こんどは佐々木伍長の番です。岩本大尉は苦悩の末、訓練の努力と飛行技術の否定である体当たりを回避すべく、落とせないようになっている爆弾をワイヤーで手動で落とせるように現地で改造してもらっていました。佐々木伍長はレイテ湾で揚陸艇を攻撃しますが失敗、帰還すると自分が戦艦を体当たりで沈めたことになっていました。大本営が天皇に上奏したことは訂正できないので、今度こそ死んでこいと、参謀長は出撃を命じます。佐々木伍長は大型船を爆撃し、再び帰還。そんな繰り返しの中で司令官は台湾に逃亡します。そして敗戦、帰国復員。
第3章:92歳の佐々木友次さんへのインタビューの記録です。「下士官だから帰って来れた」。岩本大尉や出丸中尉は立場が違う、と。名誉やプライドが、組織の中では抜き差しならない立場に追い込んでしまうことがあります。特攻で亡くなった人の家族からも、「一兵卒」には何も言われない。別の特攻機に乗り換えても、整備兵はちゃんと爆弾をワイヤーで操縦できるようにしてくれていた。父親が日露戦争で「金鵄勲章で帰ってきたんだから、俺も帰れるわと、そういう気持ちは充分あった」という話も。「空を飛ぶことが大好き」で、岩本大尉の「死ぬな」という思いと命令、父親の経歴と言葉、飄々とした性格など、様々なものが支えとなったのでしょう。
第4章、ここは著者の解釈と考えです。最も印象的だったのは、「当事者でない人間の怖さ」(p.285)でした。多数の予科練出身者の中で、ただ一人特攻体験があった人がインタビューを受け、志願の実態や正直な気持ち・苦悩を答えると、集まった人たちから「取り消せ!」と面罵されたというのです。特攻体験をした人に向かって、体験しない人が面と向かって罵倒するという異常。自分の解釈こそ正しいと信じる人が、意に沿わぬ発言をする人を攻撃する。現代でもありうる状況だけに、怖いものがあります。

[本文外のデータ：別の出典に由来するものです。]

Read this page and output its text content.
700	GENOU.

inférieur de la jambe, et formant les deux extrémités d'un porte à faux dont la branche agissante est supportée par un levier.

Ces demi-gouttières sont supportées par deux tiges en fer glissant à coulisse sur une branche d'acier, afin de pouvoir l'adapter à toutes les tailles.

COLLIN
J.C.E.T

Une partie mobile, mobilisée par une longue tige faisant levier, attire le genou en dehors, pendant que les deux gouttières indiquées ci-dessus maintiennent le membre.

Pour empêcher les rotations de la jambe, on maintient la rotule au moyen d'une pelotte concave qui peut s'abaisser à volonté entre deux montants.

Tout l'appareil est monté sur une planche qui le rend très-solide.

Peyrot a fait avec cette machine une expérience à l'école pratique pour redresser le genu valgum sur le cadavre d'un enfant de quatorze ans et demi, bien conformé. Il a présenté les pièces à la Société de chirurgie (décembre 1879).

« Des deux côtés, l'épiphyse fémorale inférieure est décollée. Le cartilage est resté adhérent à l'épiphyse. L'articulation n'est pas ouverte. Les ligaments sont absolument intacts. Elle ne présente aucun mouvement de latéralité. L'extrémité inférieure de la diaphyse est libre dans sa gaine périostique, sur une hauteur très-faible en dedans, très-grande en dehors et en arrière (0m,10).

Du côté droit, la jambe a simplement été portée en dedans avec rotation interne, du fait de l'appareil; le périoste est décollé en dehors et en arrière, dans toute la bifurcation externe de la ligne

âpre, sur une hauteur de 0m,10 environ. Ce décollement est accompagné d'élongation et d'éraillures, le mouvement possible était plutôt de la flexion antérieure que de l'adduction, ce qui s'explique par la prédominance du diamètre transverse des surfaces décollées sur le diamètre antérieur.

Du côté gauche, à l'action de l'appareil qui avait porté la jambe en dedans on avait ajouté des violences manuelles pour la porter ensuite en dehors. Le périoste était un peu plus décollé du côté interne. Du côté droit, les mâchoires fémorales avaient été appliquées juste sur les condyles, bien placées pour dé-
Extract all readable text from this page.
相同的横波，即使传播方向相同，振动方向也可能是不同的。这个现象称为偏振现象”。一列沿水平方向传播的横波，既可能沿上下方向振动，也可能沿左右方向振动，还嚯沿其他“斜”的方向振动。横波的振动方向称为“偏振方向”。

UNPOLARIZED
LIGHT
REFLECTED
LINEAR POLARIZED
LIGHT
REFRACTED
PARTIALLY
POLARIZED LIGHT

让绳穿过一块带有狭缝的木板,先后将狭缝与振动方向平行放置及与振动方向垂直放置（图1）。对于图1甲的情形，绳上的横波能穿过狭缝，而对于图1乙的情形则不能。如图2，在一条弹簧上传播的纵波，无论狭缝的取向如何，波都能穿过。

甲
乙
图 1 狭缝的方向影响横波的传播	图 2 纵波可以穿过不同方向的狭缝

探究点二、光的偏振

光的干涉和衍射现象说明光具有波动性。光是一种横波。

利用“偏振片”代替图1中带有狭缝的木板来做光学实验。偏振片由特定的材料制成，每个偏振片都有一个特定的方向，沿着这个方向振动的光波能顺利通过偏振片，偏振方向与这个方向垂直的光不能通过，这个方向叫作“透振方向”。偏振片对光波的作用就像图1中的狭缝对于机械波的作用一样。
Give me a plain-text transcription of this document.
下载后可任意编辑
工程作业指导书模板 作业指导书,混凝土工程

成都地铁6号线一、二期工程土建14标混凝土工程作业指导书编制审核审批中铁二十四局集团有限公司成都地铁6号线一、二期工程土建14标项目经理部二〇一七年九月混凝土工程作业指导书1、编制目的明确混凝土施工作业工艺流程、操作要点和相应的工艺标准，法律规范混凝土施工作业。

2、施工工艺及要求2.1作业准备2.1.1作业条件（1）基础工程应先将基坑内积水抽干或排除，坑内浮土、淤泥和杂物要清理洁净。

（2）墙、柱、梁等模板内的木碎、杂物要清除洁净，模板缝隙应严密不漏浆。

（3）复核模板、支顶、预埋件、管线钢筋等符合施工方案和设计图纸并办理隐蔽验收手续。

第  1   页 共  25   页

多くの人を生かそうとする国や組織は栄えるでしょうが、多くの人を死なせる国や組織はやがて廃れます。大局的には、そういうことでしょう。特攻戦術を採用した参謀本部・大本営は、おそらく頭の良い人が集まっていたのでしょうが、当面の戦局をどうするかを考え、大局的な立場に立つことはできなかった(*1)、ということなのでしょう。